TIRANA, October 25
The European lawmakers approved on Wednesday a ban on a range of single-use plastic products across the union. This action aims at stopping the pollution of oceans and reduce the plastic impact on marine species and habitats. The ban targets the top ten single-use plastic items that wash ashore in the European beaches.
According to BBC, one MEP said that if no action was taken, “by 2050 there will be more plastic than fish in the oceans.”
The banned items were selected because there are environmentally friendly alternatives for each of them.
The European Commission proposed in a May a series of measures that were finalized in the approved ban.
The EC Proposal included the following:
- A ban on the use of plastic items like straws, cotton swabs, plastic plates and cutlery, plastic coffee stirrers and plastic balloon holders. EU lawmakers on Wednesday added very lightweight plastic bags and polystyrene fast-food containers to the list.
- Reduce the use of plastic food containers, such as the ones used for take-away, and cups for beverages.
- Producers will help cover the costs of waste management and cleanup as well as raise awareness of the polluting impacts of tobacco products with filters (such as cigarette butts), wet wipes, balloons, plastic bags, and candy and potato chip wrappers.
- Member states should use a deposit refund scheme or any other measure to collect 90 percent of single-use plastic bottles by 2025.
- Menstrual pads, wet wipes and balloons will be required to add a label indicating how to dispose of the product properly.
- Member states should raise awareness about the dangers of single-use plastic items.
- Producers of plastic fishing gear will be required to cover the costs of waste collection in ports.
The report, drafted by Frederique Ries, was adopted with 571 votes to 53 and 34 abstentions. Parliament will enter into negotiations with Council when EU ministers will have set their own position on the file. The EU members states will have to adapt to the proposed changes thus, the ban is expected to go into effect by 2021.
“We have adopted the most ambitious legislation against single-use plastics. It is up to us now to stay the course in the upcoming negotiations with the Council, due to start as early as November. Today’s vote paves the way to a forthcoming and ambitious directive. It is essential in order to protect the marine environment and reduce the costs of environmental damage attributed to plastic pollution in Europe, estimated at 22 billion euros by 2030,” Ries was quoted as saying in the official press release issued by the EP.
What about plastic pollution in Albania?
Sea and beach pollution is a main concern in Albania. Hundreds of tons of waste wash ashore every year, but they are often removed by massive clean-up actions. Plastic pollution is mostly related to poor urban waste management and to the lack of modern recycling infrastructure. Yet one of the main factors is the lack of awareness of environmental protection.

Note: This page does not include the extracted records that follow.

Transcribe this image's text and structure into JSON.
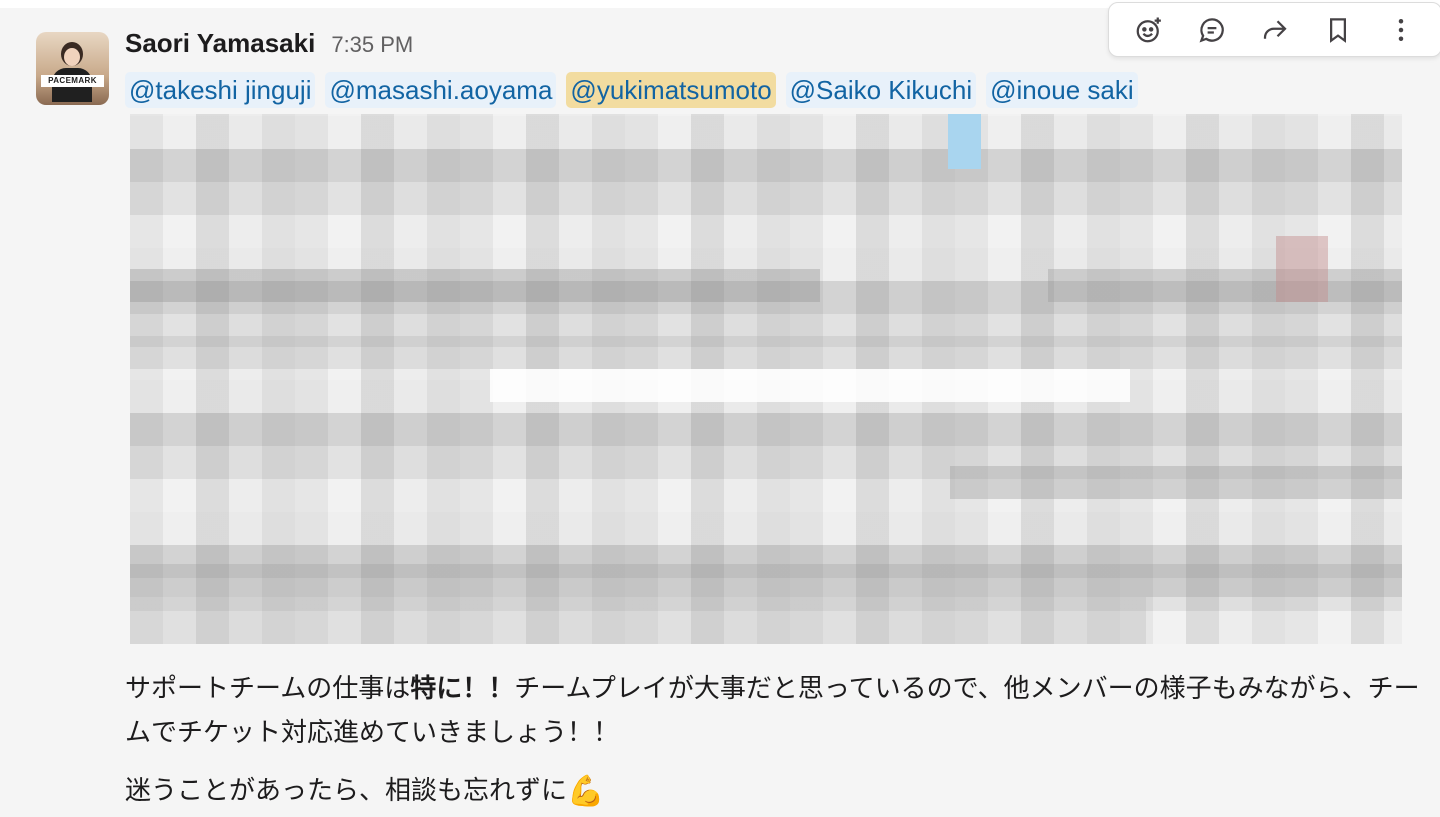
{
  "author": {
    "name": "Saori Yamasaki",
    "time": "7:35 PM",
    "avatar_text": "PACEMARK"
  },
  "mentions": [
    "@takeshi jinguji",
    "@masashi.aoyama",
    "@yukimatsumoto",
    "@Saiko Kikuchi",
    "@inoue saki"
  ],
  "body": {
    "p1_before": "サポートチームの仕事は",
    "p1_bold": "特に！！",
    "p1_after": "チームプレイが大事だと思っているので、他メンバーの様子もみながら、チームでチケット対応進めていきましょう！！",
    "p2": "迷うことがあったら、相談も忘れずに",
    "p2_emoji": "💪"
  },
  "toolbar": {
    "icons": [
      "add-reaction-icon",
      "reply-in-thread-icon",
      "share-message-icon",
      "save-bookmark-icon",
      "more-actions-icon"
    ]
  },
  "colors": {
    "mention_text": "#1264a3",
    "mention_bg": "#e8f1fa",
    "self_mention_bg": "#f2dca0",
    "message_bg": "#f5f5f5"
  }
}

However, Albania made a revolutionary step this year by banning light-weight plastic bags.
July marked the end of single-use plastic bags era in Albania. The ban on single-use plastic bags that entered into force on July 1st foresees fines and penalties for that continue to produce and use single-use plastic bags. The decision that was adopted in April includes fines that vary between Lek 10 and 15 million for those that break the law.
The decision defines that only recyclable bags that meet specific criteria can be used as alternatives single-use plastic bags. The new product will be supervised by official authorities. The alternative product must include tracking elements and the initials of the manufacturer, the symbol of the biodegradable additive, and other safety elements. Moreover, every product that has direct contact with edible goods must have the right label that confirms its purpose.
Manufacturers, transporters, and traders must ensure that this information is available in their product for at least 36 months, in order to be able to be identified, otherwise, they will be penalized. The National Environmental Agency and the National Environmental Inspectorate will be responsible for regular inspections.